Company A was established on the basis of its transformation by spin-off, with funds amounting to CZK 210 million allocated to the company as part of the transformation process. This newly established company was owned by its shareholders – individuals – who transferred their shares to Company B at a price of CZK 207 million shortly after the incorporation of Company A. Company B thus became the sole owner of Company A. However, Company B had no funds to pay the purchase price as of the transfer date; therefore, it decided to pay dividends from Company A on the basis of a resolution concerning the distribution of profits for the purpose of the purchase price settlement - on the same day it became the sole owner of Company A on the basis of a share transfer agreement. Since a conditional relationship of a parent company vs. subsidiary existed as of the dividend payment date in terms of the Income Tax Act, a scheme for an exemption from income tax accorded to dividend payments pursuant to Section 19(1)(ze)(1) of the Income Tax Act was used. Once additional conditions for the said tax exemption were met – i.e. adherence to a shareholding period of 12 months – Company A was wound up.

According to the competent tax authorities, such conduct was clearly calculated, carried out with a view to pay out company’s funds to its original shareholders while ensuring that such income is not subject to tax as opposed to other forms of payment of such funds to the original shareholders (e.g. a distribution of dividends subject to tax or payment of liquidation proceeds).

Company B unsuccessfully argued during the court proceedings that the purpose of the separation of the financial funds and their allocation to a newly established company was a development project implementation; moreover, it failed to prove that several potential buyers expressed their interest in purchasing the shares. The facts that the shareholders agreed to the sale of their shares at a price lower compared to the value of the financial funds in Company A (i.e. they “were selling financial funds at a loss”), that all transactions took place on one day without any time gap, and that the shares had been purchased even though Company B was aware that it did not have the funds to effect such purchase, were also held against the company. Furthermore, the purchase price of the shares was subject to review as well, since the revenue of Company B has amounted to hundreds of thousands of Czech crowns in recent years and it did not make any economic sense for Company B to purchase the shares of a company, the only assets of which were in the form of financial funds that were subsequently transferred in order to pay the purchase price.

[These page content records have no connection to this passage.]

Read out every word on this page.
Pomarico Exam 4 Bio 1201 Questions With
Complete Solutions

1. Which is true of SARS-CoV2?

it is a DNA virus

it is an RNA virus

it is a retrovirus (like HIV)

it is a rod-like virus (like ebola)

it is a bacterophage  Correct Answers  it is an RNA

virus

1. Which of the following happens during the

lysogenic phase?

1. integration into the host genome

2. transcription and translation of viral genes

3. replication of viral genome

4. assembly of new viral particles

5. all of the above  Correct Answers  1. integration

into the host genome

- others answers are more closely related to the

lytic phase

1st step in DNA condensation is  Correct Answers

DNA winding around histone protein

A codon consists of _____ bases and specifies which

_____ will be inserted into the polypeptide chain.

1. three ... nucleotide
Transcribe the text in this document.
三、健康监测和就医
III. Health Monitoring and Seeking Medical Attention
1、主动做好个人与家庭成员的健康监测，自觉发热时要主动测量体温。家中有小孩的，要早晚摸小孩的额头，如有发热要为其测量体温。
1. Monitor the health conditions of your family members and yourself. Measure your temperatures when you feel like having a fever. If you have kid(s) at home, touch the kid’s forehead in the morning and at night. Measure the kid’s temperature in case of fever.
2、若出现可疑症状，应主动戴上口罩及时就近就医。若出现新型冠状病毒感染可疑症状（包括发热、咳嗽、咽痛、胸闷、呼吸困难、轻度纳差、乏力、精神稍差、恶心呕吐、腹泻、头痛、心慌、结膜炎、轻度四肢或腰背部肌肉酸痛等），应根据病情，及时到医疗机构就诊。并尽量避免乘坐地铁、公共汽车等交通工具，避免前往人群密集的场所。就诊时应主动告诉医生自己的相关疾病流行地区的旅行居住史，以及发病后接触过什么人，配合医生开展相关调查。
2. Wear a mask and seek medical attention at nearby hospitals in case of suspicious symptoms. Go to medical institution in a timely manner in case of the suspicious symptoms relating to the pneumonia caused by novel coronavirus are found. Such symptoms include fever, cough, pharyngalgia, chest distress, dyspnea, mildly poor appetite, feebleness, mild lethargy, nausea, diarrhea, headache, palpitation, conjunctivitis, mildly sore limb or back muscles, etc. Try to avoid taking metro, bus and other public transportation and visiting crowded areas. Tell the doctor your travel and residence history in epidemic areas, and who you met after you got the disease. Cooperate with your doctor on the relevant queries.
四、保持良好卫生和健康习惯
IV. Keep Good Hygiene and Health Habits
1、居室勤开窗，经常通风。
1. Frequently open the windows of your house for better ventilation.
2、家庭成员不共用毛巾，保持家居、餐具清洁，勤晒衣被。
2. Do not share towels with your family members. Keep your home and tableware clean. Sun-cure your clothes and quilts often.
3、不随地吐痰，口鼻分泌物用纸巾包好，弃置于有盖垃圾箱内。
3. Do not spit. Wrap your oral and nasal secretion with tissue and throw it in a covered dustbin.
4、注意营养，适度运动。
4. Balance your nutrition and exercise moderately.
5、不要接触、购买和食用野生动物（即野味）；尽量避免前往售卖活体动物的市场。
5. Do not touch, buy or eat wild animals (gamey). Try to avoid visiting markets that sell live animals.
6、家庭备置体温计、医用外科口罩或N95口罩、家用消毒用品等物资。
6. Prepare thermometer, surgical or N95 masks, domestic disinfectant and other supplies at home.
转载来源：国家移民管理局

The Supreme Administrative Court focused on the economic rationality of executed transactions, concluding that where a transfer of shares in a company associated with subsequent profit distributions has no or negligible economic justification and is clearly aimed at obtaining a tax advantage, it contradicts the purpose, for which tax exemptions were introduced by law, also stating that it is an unambiguous legal abuse in the given case.